Conheci-o em 1960 na Faculdade de Letras, quando ainda usava o nome do pai, o médico Mário Cardia, assumido monárquico tradicional do Porto, que me apresentou com o carinho de quem respeita o percurso das ideias pelas vias do afecto, essa sua dimensão escondida.
De certa maneira, representávamos duas maneiras de cursar Filosofia, uma licenciatura que se revelaria um deserto. Eu vinha sem doutrina fixa, Cardia afirmava-se da escola do positivismo lógico, antes de passar para um marxismo crítico de quem continua à procura. Em breve nos envolvíamos em discussões, à margem das aulas, sobre ideias e projectos políticos. Levou-me então com ele para uma extensão das Juntas Patrióticas, que se reuniam em casa da Fiama Hasse Pais Brandão para preparar já não sei que levantamento popular. A composição do grupo é que me parecia mais uma moderna arcádia de jovens intelectuais do que uma façanhuda brigada anti- -salazarista. Lembro-me de por lá ver o malogrado João Passos Valente, a criativa Luísa Ducla Soares, o poeta Gastão Cruz, e outros e outras muito apressados no derrube da ditadura sim, mas para não gastarem mais tempo com essas questões imediatas da política. Era o tempo dos problemas urgentes e dos problemas importantes... Mesmo assim, ainda nos mobilizámos para uma manifestação na Avenida da Liberdade, de protesto contra as prisões efectuadas no seguimento da campanha eleitoral e do programa para a democratização da República em Novembro de 1961, capitaneados pelo Cardia, cuja coragem física contrastava com um corpo franzino e uma saúde frágil. A carga de polícia foi só um baptismo da pancadaria que o regime salazarista reservava aos seus juniores oponentes logo ali no virar do ano, em 1962, durante a crise estudantil. Embora o Mário Cardia me tivesse passado a pasta da Pró-Associação de Estudantes de Letras, teve um papel activo nessa crise, oferecendo-se para fazer a greve da fome no mês de Maio, o que lhe valeu a expulsão da Universidade de Lisboa.

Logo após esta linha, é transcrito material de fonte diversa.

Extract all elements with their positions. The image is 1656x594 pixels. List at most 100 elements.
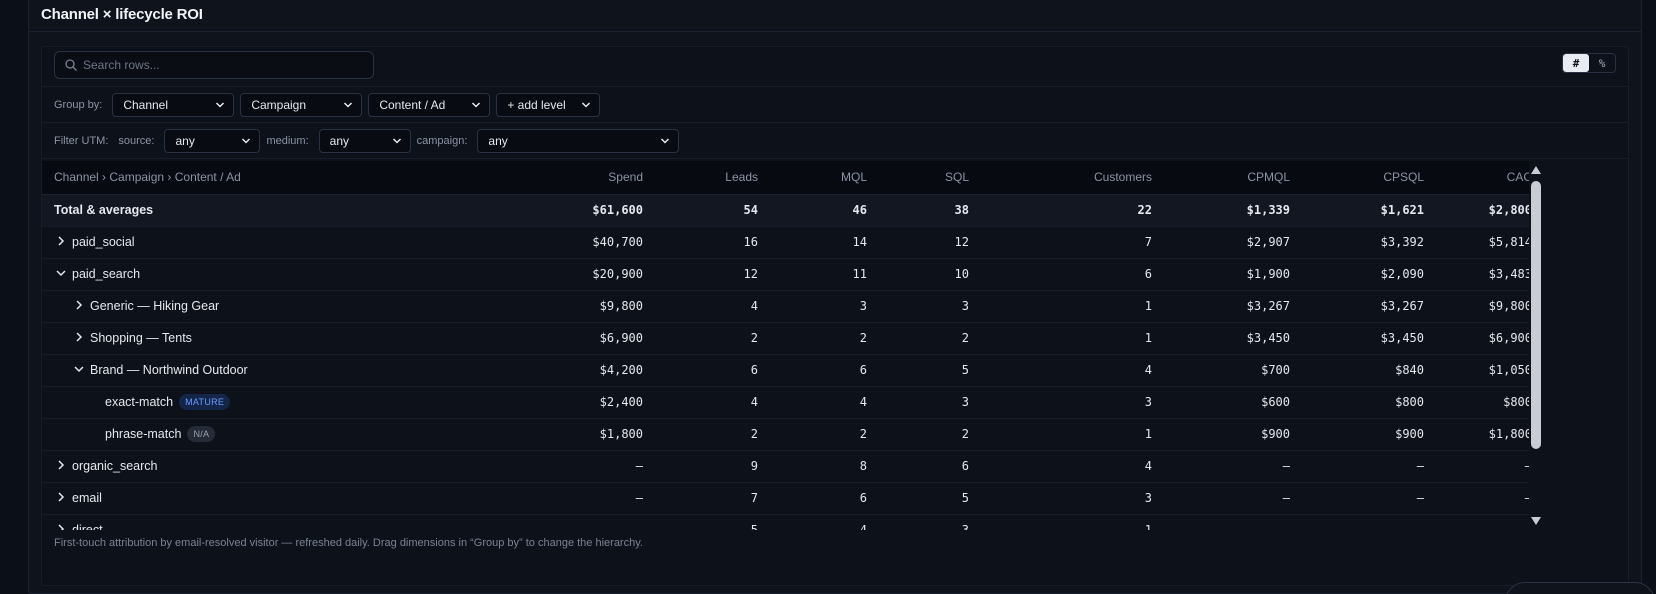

Encontrei-o em 1965 nas listas de unidade da Oposição Democrática encabeçadas por Mário Soares. Como o nosso programa propunha uma solução política para a questão colonial dez anos antes de essa evidência se ter generalizado, fomos insultados por tudo quanto era gente entendida na matéria. Entretanto, o Sottomayor Cardia ingressava na redacção da revista Seara Nova e eu partia para o exílio.

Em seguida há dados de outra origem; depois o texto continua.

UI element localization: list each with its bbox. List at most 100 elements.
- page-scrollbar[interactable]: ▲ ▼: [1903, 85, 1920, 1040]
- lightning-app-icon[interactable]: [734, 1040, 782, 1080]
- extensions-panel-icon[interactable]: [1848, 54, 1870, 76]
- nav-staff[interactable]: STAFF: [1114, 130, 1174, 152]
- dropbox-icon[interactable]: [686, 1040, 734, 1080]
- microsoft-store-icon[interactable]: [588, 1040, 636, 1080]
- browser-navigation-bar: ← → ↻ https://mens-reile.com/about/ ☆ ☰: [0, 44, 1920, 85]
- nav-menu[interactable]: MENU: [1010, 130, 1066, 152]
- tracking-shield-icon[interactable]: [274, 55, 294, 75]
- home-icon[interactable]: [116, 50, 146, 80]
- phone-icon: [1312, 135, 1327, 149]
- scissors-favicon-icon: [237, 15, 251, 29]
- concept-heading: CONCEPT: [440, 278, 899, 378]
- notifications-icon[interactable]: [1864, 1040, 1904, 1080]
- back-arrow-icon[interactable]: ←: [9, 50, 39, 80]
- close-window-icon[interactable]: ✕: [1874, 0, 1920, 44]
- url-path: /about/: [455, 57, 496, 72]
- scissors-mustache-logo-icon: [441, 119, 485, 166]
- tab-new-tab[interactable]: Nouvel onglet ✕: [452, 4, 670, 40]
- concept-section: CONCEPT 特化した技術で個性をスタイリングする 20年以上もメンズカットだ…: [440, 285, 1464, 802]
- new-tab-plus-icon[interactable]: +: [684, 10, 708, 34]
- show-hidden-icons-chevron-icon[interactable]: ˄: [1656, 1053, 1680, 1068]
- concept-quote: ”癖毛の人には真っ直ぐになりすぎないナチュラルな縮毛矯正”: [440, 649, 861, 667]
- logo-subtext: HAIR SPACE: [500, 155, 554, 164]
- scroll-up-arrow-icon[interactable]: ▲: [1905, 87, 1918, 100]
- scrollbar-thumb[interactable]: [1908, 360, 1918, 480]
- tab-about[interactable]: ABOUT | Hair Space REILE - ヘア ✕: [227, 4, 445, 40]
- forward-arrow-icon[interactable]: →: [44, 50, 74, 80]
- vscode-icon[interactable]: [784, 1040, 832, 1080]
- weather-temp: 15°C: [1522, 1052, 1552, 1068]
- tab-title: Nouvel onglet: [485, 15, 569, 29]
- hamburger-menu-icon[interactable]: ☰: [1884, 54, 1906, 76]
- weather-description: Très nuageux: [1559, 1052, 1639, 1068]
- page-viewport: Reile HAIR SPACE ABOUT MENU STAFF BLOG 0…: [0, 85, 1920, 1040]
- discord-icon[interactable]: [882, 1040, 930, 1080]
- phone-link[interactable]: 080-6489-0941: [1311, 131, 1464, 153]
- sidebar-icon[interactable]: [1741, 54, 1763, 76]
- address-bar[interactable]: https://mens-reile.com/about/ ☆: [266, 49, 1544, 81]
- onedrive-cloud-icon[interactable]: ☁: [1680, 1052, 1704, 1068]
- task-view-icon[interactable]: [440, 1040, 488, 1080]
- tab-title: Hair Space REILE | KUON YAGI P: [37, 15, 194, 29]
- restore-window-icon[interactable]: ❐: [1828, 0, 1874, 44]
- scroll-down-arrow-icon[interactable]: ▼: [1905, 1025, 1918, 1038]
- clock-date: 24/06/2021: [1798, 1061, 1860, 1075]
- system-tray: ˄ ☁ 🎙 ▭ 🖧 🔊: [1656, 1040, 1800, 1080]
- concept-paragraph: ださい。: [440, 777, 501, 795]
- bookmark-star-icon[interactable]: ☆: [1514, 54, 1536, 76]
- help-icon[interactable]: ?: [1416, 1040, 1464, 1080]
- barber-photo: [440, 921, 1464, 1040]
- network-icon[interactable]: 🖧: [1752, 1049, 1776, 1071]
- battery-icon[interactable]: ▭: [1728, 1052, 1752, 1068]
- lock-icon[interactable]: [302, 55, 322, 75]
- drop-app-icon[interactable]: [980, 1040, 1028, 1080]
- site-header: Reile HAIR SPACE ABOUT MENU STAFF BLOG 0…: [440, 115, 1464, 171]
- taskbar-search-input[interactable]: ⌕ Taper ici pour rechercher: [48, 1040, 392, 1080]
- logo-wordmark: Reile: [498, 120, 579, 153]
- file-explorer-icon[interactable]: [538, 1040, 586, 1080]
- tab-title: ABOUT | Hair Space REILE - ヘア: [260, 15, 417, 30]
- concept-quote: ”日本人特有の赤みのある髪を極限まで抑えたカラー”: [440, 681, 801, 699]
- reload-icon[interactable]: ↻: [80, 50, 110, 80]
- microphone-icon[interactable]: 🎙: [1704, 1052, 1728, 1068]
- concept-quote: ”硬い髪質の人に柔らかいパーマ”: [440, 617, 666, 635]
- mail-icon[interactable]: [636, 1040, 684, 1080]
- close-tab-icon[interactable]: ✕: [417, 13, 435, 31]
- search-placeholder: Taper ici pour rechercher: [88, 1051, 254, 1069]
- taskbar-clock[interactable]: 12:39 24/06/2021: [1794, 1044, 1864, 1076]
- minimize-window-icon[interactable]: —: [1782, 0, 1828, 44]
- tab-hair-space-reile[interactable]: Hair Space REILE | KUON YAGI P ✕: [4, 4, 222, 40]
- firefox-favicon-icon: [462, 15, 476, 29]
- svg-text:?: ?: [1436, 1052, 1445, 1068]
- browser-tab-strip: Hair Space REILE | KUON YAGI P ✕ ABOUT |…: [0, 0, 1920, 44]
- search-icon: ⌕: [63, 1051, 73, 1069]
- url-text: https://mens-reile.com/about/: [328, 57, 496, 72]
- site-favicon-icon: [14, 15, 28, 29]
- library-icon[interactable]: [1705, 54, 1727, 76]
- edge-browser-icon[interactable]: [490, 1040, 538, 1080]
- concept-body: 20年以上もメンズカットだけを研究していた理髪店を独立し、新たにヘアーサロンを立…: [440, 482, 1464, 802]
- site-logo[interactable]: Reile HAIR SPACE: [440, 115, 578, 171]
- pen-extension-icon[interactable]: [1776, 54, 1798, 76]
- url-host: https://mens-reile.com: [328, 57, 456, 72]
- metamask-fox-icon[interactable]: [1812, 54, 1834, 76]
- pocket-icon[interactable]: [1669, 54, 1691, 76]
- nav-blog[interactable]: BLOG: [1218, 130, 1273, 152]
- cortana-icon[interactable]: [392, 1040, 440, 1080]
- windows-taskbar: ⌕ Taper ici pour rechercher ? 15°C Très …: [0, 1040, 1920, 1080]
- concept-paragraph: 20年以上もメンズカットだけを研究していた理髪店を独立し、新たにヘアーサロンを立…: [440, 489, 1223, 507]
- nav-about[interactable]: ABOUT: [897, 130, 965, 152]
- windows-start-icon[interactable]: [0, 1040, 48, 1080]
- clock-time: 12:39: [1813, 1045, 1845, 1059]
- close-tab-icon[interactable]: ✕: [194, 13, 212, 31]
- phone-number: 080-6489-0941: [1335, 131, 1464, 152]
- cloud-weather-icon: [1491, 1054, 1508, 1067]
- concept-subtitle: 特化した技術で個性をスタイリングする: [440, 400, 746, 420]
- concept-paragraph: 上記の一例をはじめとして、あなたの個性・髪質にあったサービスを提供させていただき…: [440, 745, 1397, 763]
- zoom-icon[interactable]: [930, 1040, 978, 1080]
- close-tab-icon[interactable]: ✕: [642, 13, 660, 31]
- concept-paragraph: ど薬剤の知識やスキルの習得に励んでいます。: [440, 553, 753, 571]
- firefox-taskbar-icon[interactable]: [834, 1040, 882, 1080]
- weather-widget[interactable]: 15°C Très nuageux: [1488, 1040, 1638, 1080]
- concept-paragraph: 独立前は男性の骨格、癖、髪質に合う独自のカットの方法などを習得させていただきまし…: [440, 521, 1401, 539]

A ele devo ainda a insistência para colaborar naquela revista, como depois deverei o interesse dele para a minha entrada na universidade. Foi em Genebra que tomei conhecimento das violências sofridas por ele na PIDE/ DGS, e que podem muito bem ter estado na origem de alguns problemas traumáticos que se revelaram mais tarde. Também estivemos juntos no período crucial de 1974-1976, onde mais uma vez a coragem e a lucidez do Cardia o levaram a denunciar, dentro e fora da Assembleia Constituinte, as derivas antidemocráticas no período revolucionário. E foi ministro como foi cidadão e universitário, prescindindo da pompa, mas aceitando servir as circunstâncias.

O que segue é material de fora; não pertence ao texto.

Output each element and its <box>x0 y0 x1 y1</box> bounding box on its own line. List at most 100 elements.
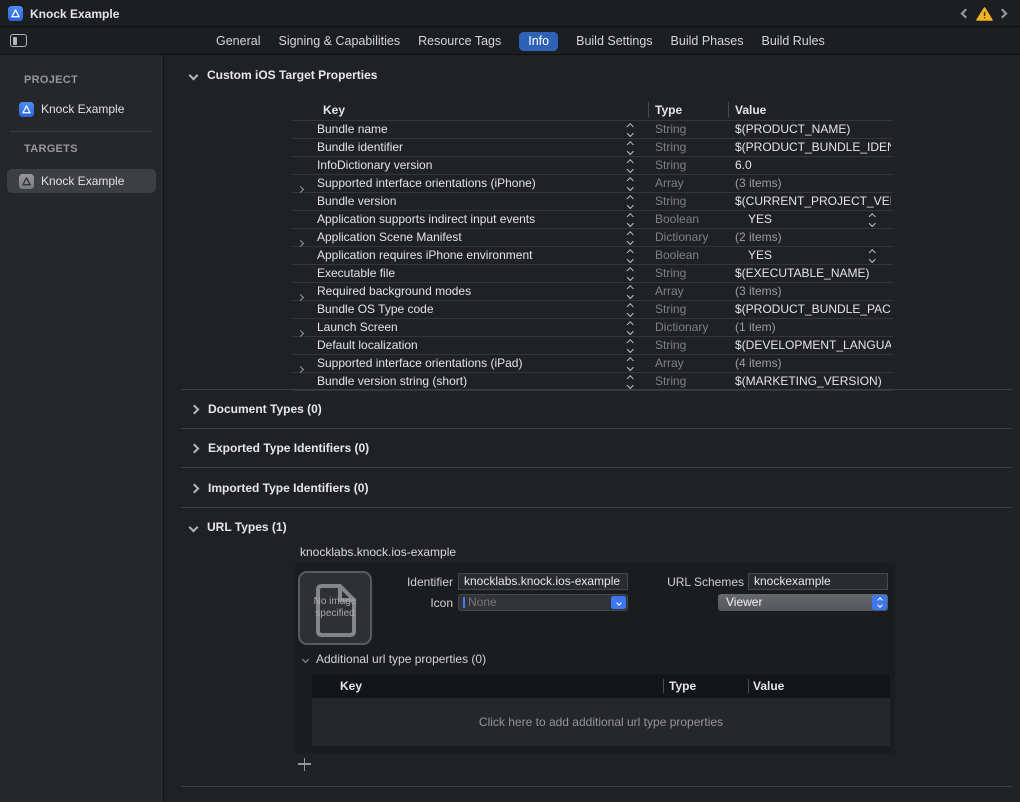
table-row[interactable]: Application Scene Manifest Dictionary (2… <box>292 229 893 247</box>
key-stepper-icon[interactable] <box>628 358 633 369</box>
warning-badge[interactable] <box>976 0 993 27</box>
section-divider <box>181 786 1012 787</box>
property-type: String <box>655 301 723 318</box>
tab-signing-capabilities[interactable]: Signing & Capabilities <box>278 34 400 48</box>
table-row[interactable]: Bundle version String $(CURRENT_PROJECT_… <box>292 193 893 211</box>
property-value: (4 items) <box>735 355 891 372</box>
section-custom-properties[interactable]: Custom iOS Target Properties <box>190 68 377 82</box>
key-stepper-icon[interactable] <box>628 142 633 153</box>
project-section-header: PROJECT <box>24 74 78 86</box>
table-row[interactable]: Supported interface orientations (iPad) … <box>292 355 893 373</box>
popup-stepper-button[interactable] <box>872 595 887 610</box>
table-row[interactable]: Bundle name String $(PRODUCT_NAME) <box>292 121 893 139</box>
key-stepper-icon[interactable] <box>628 178 633 189</box>
property-type: Boolean <box>655 247 723 264</box>
property-key: Application requires iPhone environment <box>317 247 617 264</box>
property-type: Dictionary <box>655 229 723 246</box>
section-document-types[interactable]: Document Types (0) <box>191 402 322 416</box>
targets-section-header: TARGETS <box>24 143 78 155</box>
role-popup-value: Viewer <box>726 595 762 609</box>
toggle-sidebar-icon[interactable] <box>10 34 27 47</box>
property-key: Default localization <box>317 337 617 354</box>
key-stepper-icon[interactable] <box>628 268 633 279</box>
column-header-value: Value <box>735 103 766 117</box>
back-button[interactable] <box>962 0 969 27</box>
key-stepper-icon[interactable] <box>628 232 633 243</box>
column-header-type: Type <box>669 674 696 698</box>
icon-label: Icon <box>393 596 453 611</box>
chevron-right-icon <box>998 9 1008 19</box>
property-key: Supported interface orientations (iPad) <box>317 355 617 372</box>
property-type: String <box>655 373 723 390</box>
role-popup-button[interactable]: Viewer <box>718 594 888 611</box>
property-key: Bundle OS Type code <box>317 301 617 318</box>
section-divider <box>181 389 1012 390</box>
property-type: Boolean <box>655 211 723 228</box>
column-header-key: Key <box>340 674 362 698</box>
icon-combo-box[interactable]: None <box>458 594 628 611</box>
tab-info[interactable]: Info <box>519 32 558 51</box>
property-value: $(PRODUCT_BUNDLE_PACKAGE_TYPE) <box>735 301 891 318</box>
url-type-card: No image specified Identifier knocklabs.… <box>295 563 895 753</box>
key-stepper-icon[interactable] <box>628 250 633 261</box>
xcode-glyph-icon <box>22 105 31 114</box>
property-type: Array <box>655 355 723 372</box>
table-row[interactable]: Application requires iPhone environment … <box>292 247 893 265</box>
key-stepper-icon[interactable] <box>628 340 633 351</box>
key-stepper-icon[interactable] <box>628 376 633 387</box>
table-row[interactable]: InfoDictionary version String 6.0 <box>292 157 893 175</box>
additional-properties-table: Key Type Value Click here to add additio… <box>312 674 890 746</box>
property-key: Executable file <box>317 265 617 282</box>
additional-url-type-properties-header[interactable]: Additional url type properties (0) <box>303 652 486 666</box>
table-row[interactable]: Bundle identifier String $(PRODUCT_BUNDL… <box>292 139 893 157</box>
add-url-type-button[interactable] <box>298 757 312 771</box>
tab-build-phases[interactable]: Build Phases <box>671 34 744 48</box>
tab-resource-tags[interactable]: Resource Tags <box>418 34 501 48</box>
column-header-value: Value <box>753 674 784 698</box>
table-row[interactable]: Default localization String $(DEVELOPMEN… <box>292 337 893 355</box>
tab-general[interactable]: General <box>216 34 260 48</box>
key-stepper-icon[interactable] <box>628 160 633 171</box>
sidebar-item-project[interactable]: Knock Example <box>7 97 156 121</box>
value-stepper-icon[interactable] <box>870 250 875 261</box>
section-imported-type-identifiers[interactable]: Imported Type Identifiers (0) <box>191 481 368 495</box>
chevron-left-icon <box>961 9 971 19</box>
column-divider <box>663 679 664 693</box>
key-stepper-icon[interactable] <box>628 286 633 297</box>
section-title: Custom iOS Target Properties <box>207 68 377 82</box>
table-row[interactable]: Application supports indirect input even… <box>292 211 893 229</box>
section-exported-type-identifiers[interactable]: Exported Type Identifiers (0) <box>191 441 369 455</box>
url-type-name: knocklabs.knock.ios-example <box>300 545 456 559</box>
window-title: Knock Example <box>30 7 119 21</box>
forward-button[interactable] <box>999 0 1006 27</box>
tab-build-settings[interactable]: Build Settings <box>576 34 652 48</box>
table-row[interactable]: Executable file String $(EXECUTABLE_NAME… <box>292 265 893 283</box>
table-row[interactable]: Bundle OS Type code String $(PRODUCT_BUN… <box>292 301 893 319</box>
section-url-types[interactable]: URL Types (1) <box>190 520 287 534</box>
key-stepper-icon[interactable] <box>628 214 633 225</box>
chevron-right-icon <box>190 443 200 453</box>
property-key: Required background modes <box>317 283 617 300</box>
key-stepper-icon[interactable] <box>628 304 633 315</box>
combo-dropdown-button[interactable] <box>611 596 626 609</box>
key-stepper-icon[interactable] <box>628 196 633 207</box>
table-row[interactable]: Supported interface orientations (iPhone… <box>292 175 893 193</box>
chevron-down-icon <box>189 70 199 80</box>
section-title: Document Types (0) <box>208 402 322 416</box>
property-key: Launch Screen <box>317 319 617 336</box>
key-stepper-icon[interactable] <box>628 322 633 333</box>
sidebar-item-target[interactable]: Knock Example <box>7 169 156 193</box>
url-schemes-field[interactable]: knockexample <box>748 573 888 590</box>
identifier-field[interactable]: knocklabs.knock.ios-example <box>458 573 628 590</box>
add-property-empty-row[interactable]: Click here to add additional url type pr… <box>312 698 890 746</box>
table-row[interactable]: Launch Screen Dictionary (1 item) <box>292 319 893 337</box>
target-tabs: General Signing & Capabilities Resource … <box>216 27 825 55</box>
properties-table-body: Bundle name String $(PRODUCT_NAME) Bundl… <box>292 120 893 391</box>
identifier-label: Identifier <box>355 575 453 590</box>
no-image-placeholder: No image specified <box>309 596 361 620</box>
table-row[interactable]: Required background modes Array (3 items… <box>292 283 893 301</box>
value-stepper-icon[interactable] <box>870 214 875 225</box>
tab-build-rules[interactable]: Build Rules <box>762 34 825 48</box>
key-stepper-icon[interactable] <box>628 124 633 135</box>
property-key: Bundle version string (short) <box>317 373 617 390</box>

Sottomayor Cardia deixa ainda uma obra escrita que merece recolha, estudo analítico e reflexão pública.
É possível que essa obra se ressinta aqui e ali de um isolamento pessoal progressivo perante o que ele denunciou como o "atrofiamento da democracia" em Portugal.
O Cardia que eu conheci não se rendeu nem aos valores nem aos interesses instalados.